Policy iteration starting from tit-for-tat doesn't give us a good
policy for iterated PD.  The best response to tit-for-tat in either
trembling-hands or inaccurate-history is always-cooperate.  It's not
tit-for-tat since there will eventually be a defection due to some
mistake, and that will degenerate into CDCDCD vs. DCDCDC, which will in
turn either degenerate to DDD vs. DDD or revert to CCC vs. CCC.  In
fact, any intentional defection against tit-for-tat hurts my overall
expected score: the D vs. C round will be followed by some number of D
vs. D rounds, then possibly a C vs. D to get back on track again.  The
D vs. D rounds all hurt my score, and the C vs. D hurts my score more
than the D vs.
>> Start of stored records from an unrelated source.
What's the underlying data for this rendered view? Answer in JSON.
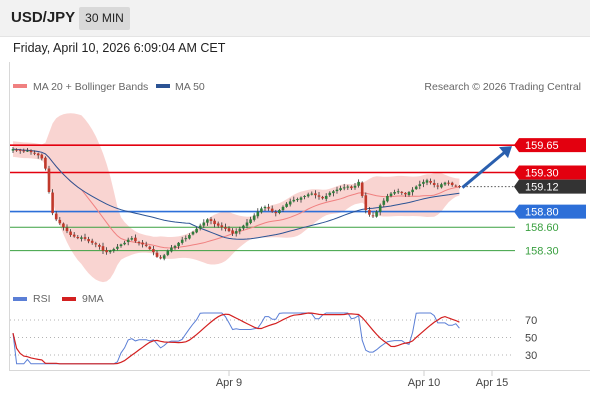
{
  "header": {
    "symbol": "USD/JPY",
    "timeframe": "30 MIN"
  },
  "timestamp": "Friday, April 10, 2026 6:09:04 AM CET",
  "credit": "Research © 2026 Trading Central",
  "colors": {
    "resistance": "#e3000f",
    "current": "#333333",
    "pivot": "#2d6fd8",
    "support": "#3aa040",
    "arrow": "#2a5fae",
    "ma20": "#f08080",
    "ma50": "#2b5394",
    "band": "#f7c6c2",
    "rsi": "#5b7fd6",
    "rsi_ma": "#d32020",
    "bull": "#2f7d3b",
    "bear": "#c0392b"
  },
  "chart_data": [
    {
      "type": "candlestick",
      "legend": [
        {
          "label": "MA 20 + Bollinger Bands",
          "color": "#f08080"
        },
        {
          "label": "MA 50",
          "color": "#2b5394"
        }
      ],
      "price_levels": [
        {
          "label": "159.65",
          "value": 159.65,
          "role": "resistance"
        },
        {
          "label": "159.30",
          "value": 159.3,
          "role": "resistance"
        },
        {
          "label": "159.12",
          "value": 159.12,
          "role": "current"
        },
        {
          "label": "158.80",
          "value": 158.8,
          "role": "pivot"
        },
        {
          "label": "158.60",
          "value": 158.6,
          "role": "support"
        },
        {
          "label": "158.30",
          "value": 158.3,
          "role": "support"
        }
      ],
      "ylim": [
        157.95,
        159.78
      ],
      "x_ticks": [
        "Apr 9",
        "Apr 10",
        "Apr 15"
      ],
      "close": [
        159.6,
        159.59,
        159.58,
        159.57,
        159.58,
        159.56,
        159.55,
        159.52,
        159.48,
        159.35,
        159.05,
        158.78,
        158.7,
        158.65,
        158.6,
        158.55,
        158.5,
        158.48,
        158.46,
        158.47,
        158.45,
        158.42,
        158.4,
        158.38,
        158.35,
        158.3,
        158.28,
        158.3,
        158.32,
        158.35,
        158.38,
        158.4,
        158.44,
        158.46,
        158.42,
        158.4,
        158.38,
        158.36,
        158.32,
        158.28,
        158.22,
        158.2,
        158.24,
        158.3,
        158.34,
        158.36,
        158.4,
        158.44,
        158.46,
        158.5,
        158.54,
        158.58,
        158.62,
        158.66,
        158.7,
        158.68,
        158.64,
        158.62,
        158.6,
        158.58,
        158.55,
        158.52,
        158.55,
        158.58,
        158.62,
        158.66,
        158.7,
        158.75,
        158.8,
        158.84,
        158.86,
        158.84,
        158.8,
        158.78,
        158.82,
        158.86,
        158.9,
        158.93,
        158.95,
        158.96,
        158.98,
        159.0,
        159.02,
        159.03,
        159.01,
        158.99,
        158.97,
        159.0,
        159.04,
        159.06,
        159.08,
        159.1,
        159.11,
        159.12,
        159.1,
        159.13,
        159.18,
        159.0,
        158.82,
        158.76,
        158.74,
        158.8,
        158.88,
        158.94,
        159.0,
        159.03,
        159.05,
        159.06,
        159.04,
        159.02,
        159.05,
        159.08,
        159.12,
        159.15,
        159.18,
        159.2,
        159.17,
        159.14,
        159.12,
        159.15,
        159.17,
        159.16,
        159.14,
        159.13,
        159.12
      ],
      "rsi": {
        "ticks": [
          70,
          50,
          30
        ],
        "legend": [
          {
            "label": "RSI",
            "color": "#5b7fd6"
          },
          {
            "label": "9MA",
            "color": "#d32020"
          }
        ]
      },
      "annotations": [
        "projection arrow up to 159.65"
      ]
    }
  ]
}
C helped it.

But the best response to always-cooperate is always-defect, and the
best response to always-defect is always-defect.  So, policy iteration
starting from tit-for-tat leads to always-defect, which is a Nash
equilibrium but not a very nice one.


====================


Iterated PD is very popular on the web; a quick search turned up (among
others) http://socrates.berkeley.edu/~jgwacker/GA/IPD.html, a web page
describing a paper in which the author used GAs to evolve societies of
PD-players in the presence of noise.  Apparently the strategies which
evolved tended to be what he called "secret handshakes": players would
verify that they had the same genotype by performing a complicated
sequence of moves, then go into either always-cooperate or
always-defect mode depending on whether the handshake was performed
correctly or not.  Such a strategy is clearly not an equilibrium, since
its best response is the strategy which performs the secret handshake
then goes into always-defect mode.  (The web page didn't mention this
best response, but I would be surprised if it hadn't evolved at some
point, since its representation is very similar to the representation
of the secret-handshake player.)

It would be nice if the GA had found the equilibrium I described
earlier.  But, it turns out that the description language the author
used couldn't represent this equilibrium, so I guess it's not too
surprising the GA didn't find it.